From the Queens Chronicle:
Flushing stinks. A potent sour, fishy, and greasy stench lingers in the air, which residents and visitors say is unique to Flushing.
The problem is most acute along Flushing’s Main Street, between 41st and Sanford avenues, according to Marilyn Bitterman, district manager of Community Board 7. There are at least two supermarkets, a couple of grocery shops, and a dozen eateries on the short 750-feet stretch.
“Flushing soup” is what some residents call this yellowish, gooey accumulation in potholes, resembling bowls of broth on the streets. Pedestrians avoid them like the plague. But when the streets get crowded, as they always do, there’s no hiding.

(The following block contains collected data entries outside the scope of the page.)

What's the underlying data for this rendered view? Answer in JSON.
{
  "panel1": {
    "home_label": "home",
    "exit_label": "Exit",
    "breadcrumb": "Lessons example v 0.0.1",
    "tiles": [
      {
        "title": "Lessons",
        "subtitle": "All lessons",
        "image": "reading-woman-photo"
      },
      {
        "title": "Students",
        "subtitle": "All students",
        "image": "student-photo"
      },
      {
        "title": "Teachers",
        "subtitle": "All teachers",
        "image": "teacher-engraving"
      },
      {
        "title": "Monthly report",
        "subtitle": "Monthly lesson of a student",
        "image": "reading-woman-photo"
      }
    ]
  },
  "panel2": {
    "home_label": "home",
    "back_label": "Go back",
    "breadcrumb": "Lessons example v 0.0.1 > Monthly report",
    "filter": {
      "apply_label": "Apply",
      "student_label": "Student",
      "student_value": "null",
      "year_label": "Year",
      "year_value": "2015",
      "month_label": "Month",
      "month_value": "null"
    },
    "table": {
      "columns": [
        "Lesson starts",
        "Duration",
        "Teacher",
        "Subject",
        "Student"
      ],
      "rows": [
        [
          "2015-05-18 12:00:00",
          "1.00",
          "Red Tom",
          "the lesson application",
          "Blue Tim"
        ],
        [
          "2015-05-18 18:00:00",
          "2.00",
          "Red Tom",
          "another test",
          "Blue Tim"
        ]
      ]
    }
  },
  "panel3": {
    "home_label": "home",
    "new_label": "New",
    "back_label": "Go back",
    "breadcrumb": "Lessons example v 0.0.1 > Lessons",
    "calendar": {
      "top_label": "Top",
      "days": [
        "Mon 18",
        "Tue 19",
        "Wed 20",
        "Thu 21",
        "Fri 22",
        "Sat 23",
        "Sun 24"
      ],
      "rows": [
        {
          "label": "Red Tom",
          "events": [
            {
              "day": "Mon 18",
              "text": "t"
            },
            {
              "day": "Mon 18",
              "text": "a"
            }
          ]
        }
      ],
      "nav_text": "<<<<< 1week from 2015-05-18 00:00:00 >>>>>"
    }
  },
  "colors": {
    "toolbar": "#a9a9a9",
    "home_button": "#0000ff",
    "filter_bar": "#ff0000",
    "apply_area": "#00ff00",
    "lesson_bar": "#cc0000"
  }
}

Residents blame the supermarket and restaurant owners for disposing their garbage improperly and possibly breaking the law.
All liquid should be filtered through a “grease interceptor,” where wastewater flows down the sewers, while oil and grease are separated, collected and recycled by a private contractor that comes once a week, said Fon Mooi Chin, owner of Malay restaurant.
The eatery changes its $1,100 interceptor every five years, and its filter every two years, according to Chin.
To avoid having to service the interceptors, some restaurants simply stop using them. But discharging grease directly into city sewers violates Sewer Use Regulations, which carries a fine of up to $10,000.
Department of Environmental Protection figures show that from 2008 to 2011, approximately 400 notices of violation for the maintenance of grease interceptors were issued every year citywide.
This can't be. According to our comptroller, Asians don't dump grease in sewers.